Metabolomicsand arsenic-based liver injury methods reveal the mechanism of arsenic-induced liver injury in rats project

Arsenic (As) is an environmental poison and human carcinogen that poses a serious threat to human health, and long-term exposure to arsenic can cause liver damage. In order to explore the mechanism of As-induced liver injury in rats, a rat model of As poisoning was established, and metabolomics and ionomics methods were used to study the differences in liver metabolites and ion concentrations between As poisoned and control (Ctrl) rats. Through metabolomic analysis, 164 differentially expressed metabolites (DEMs) were identified in the As poisoning group and Ctrl group, among which nicotinate and nicotinamide metabolism, steroid hormone biosynthesis, taurine and subtaurine metabolism were significantly enriched. Arsenomics results showed that arsenic, cadmium (Cd), mercury (Hg) and manganese (Mn) were elevated in the arsenic poisoning group, and lead (Pb) and thallium (Tl) (<i>p </i>Correlation analysis of DEMs with differential ions showed that As, Cd and Hg were negatively correlated with androstenedione and estriol, while As was negatively correlated with progesterone (PROG), Cd and nicotinamide adenine dinucleotide (NAD). ⁺), Mn and 5-L-glutamyl taurine were positively correlated. This study revealed the changes of liver metabolites and ion levels in rats with As toxicity model, and their relationship with the underlying mechanism of As-induced liver injury, which provided a reference for the study of the mechanism of As-induced hepatotoxicity.

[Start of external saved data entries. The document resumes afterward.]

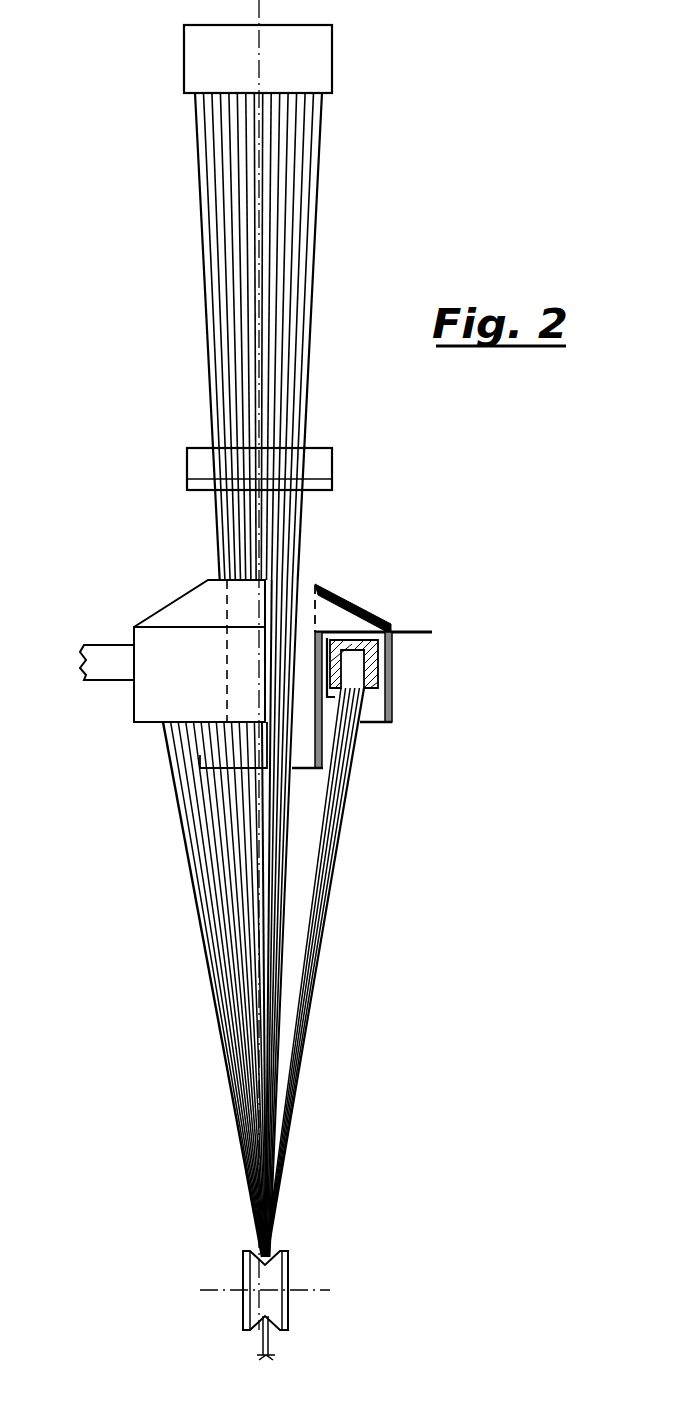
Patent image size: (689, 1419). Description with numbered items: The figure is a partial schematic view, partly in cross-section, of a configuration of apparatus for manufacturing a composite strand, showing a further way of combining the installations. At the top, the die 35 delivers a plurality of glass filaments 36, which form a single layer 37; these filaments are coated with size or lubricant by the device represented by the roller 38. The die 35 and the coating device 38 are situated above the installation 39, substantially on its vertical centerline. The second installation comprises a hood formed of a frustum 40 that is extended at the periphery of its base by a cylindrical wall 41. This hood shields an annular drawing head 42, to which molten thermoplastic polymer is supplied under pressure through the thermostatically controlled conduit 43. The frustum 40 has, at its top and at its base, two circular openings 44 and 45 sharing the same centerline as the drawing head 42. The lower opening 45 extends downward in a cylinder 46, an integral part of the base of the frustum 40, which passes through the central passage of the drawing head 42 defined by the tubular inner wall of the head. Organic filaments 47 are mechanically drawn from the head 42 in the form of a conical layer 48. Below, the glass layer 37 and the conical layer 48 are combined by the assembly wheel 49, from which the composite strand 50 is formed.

The die 35 is at (318, 47).
The glass filaments 36 is at (307, 152).
The single layer 37 is at (325, 238).
The roller 38 is at (190, 468).
The installation 39 is at (383, 598).
The frustum 40 is at (185, 605).
The cylindrical wall 41 is at (158, 708).
The annular drawing head 42 is at (375, 677).
The thermostatically controlled conduit 43 is at (108, 646).
The circular opening 44 is at (305, 588).
The circular opening 45 is at (315, 632).
The cylinder 46 is at (322, 733).
The organic filaments 47 is at (330, 860).
The conical layer 48 is at (188, 885).
The assembly wheel 49 is at (285, 1290).
The composite strand 50 is at (270, 1347).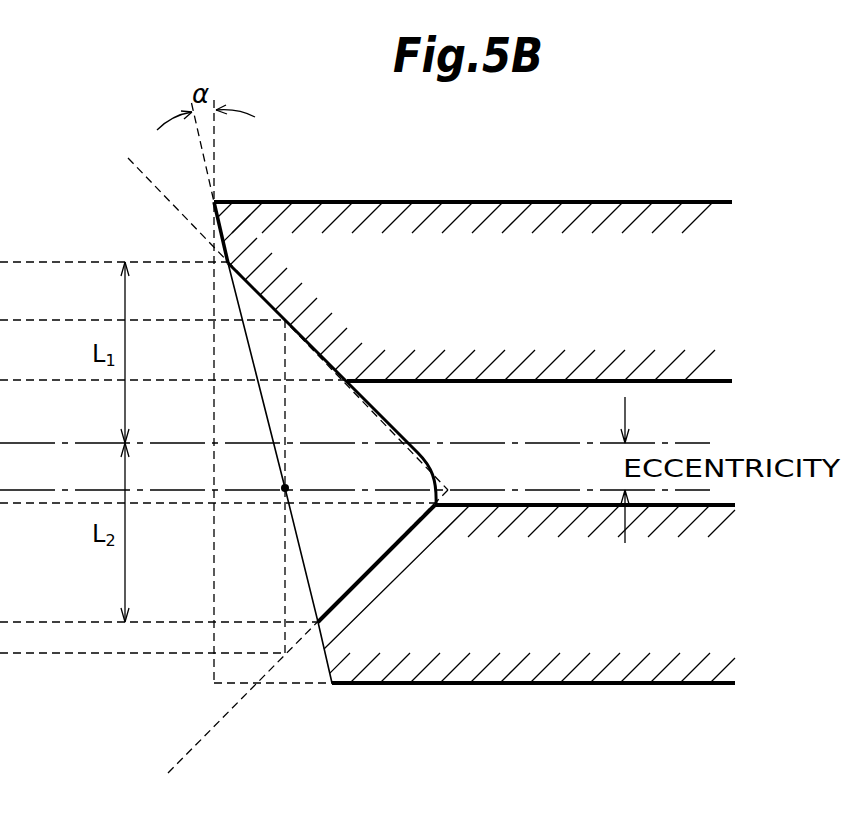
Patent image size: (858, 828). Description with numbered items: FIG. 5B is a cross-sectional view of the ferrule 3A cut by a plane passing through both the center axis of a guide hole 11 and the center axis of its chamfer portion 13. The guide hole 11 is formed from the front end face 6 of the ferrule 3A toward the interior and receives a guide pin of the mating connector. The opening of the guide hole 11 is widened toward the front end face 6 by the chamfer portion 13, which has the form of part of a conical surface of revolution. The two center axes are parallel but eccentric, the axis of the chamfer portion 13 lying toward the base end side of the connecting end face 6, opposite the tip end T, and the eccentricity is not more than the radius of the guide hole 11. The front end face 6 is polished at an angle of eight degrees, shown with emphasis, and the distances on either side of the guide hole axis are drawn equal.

The ferrule 3A is at (613, 212).
The guide hole 11 is at (570, 397).
The chamfer portion 13 is at (358, 562).
The front end face 6 is at (320, 650).
The tip end T is at (238, 212).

砷（Arsenic, As）是一种环境毒物与人类致癌物，对人体健康构成严重威胁，长期接触砷可引发肝损伤。为探究砷诱导的大鼠肝损伤机制，本研究建立了砷中毒大鼠模型，并采用代谢组学（Metabolomics）与离子组学（Ionomics）方法，比较分析砷中毒组与对照（Control, Ctrl）大鼠的肝脏代谢物及离子浓度差异。通过代谢组学分析，本研究在砷中毒组与对照组中共鉴定出164种差异表达代谢物（Differentially Expressed Metabolites, DEMs），其中烟酸与烟酰胺代谢、类固醇激素生物合成、牛磺酸与亚牛磺酸代谢通路显著富集。砷组学（Arsenomics）分析结果显示，砷中毒组的砷、镉（Cadmium, Cd）、汞（Mercury, Hg）与锰（Manganese, Mn）水平均升高，铅（Lead, Pb）与铊（Thallium, Tl）的差异具有统计学意义（p < 0.05）。差异表达代谢物与差异离子的相关性分析表明：砷、镉与汞均与雄烯二酮、雌三醇呈负相关；砷与孕酮（Progesterone, PROG）、镉呈负相关，而烟酰胺腺嘌呤二核苷酸（Nicotinamide Adenine Dinucleotide, NAD+）、锰与5-L-谷氨酰牛磺酸呈正相关。本研究阐明了砷中毒模型大鼠的肝脏代谢物与离子水平变化，及其与砷诱导肝损伤潜在机制的关联，为砷诱导肝毒性的机制研究提供了参考依据。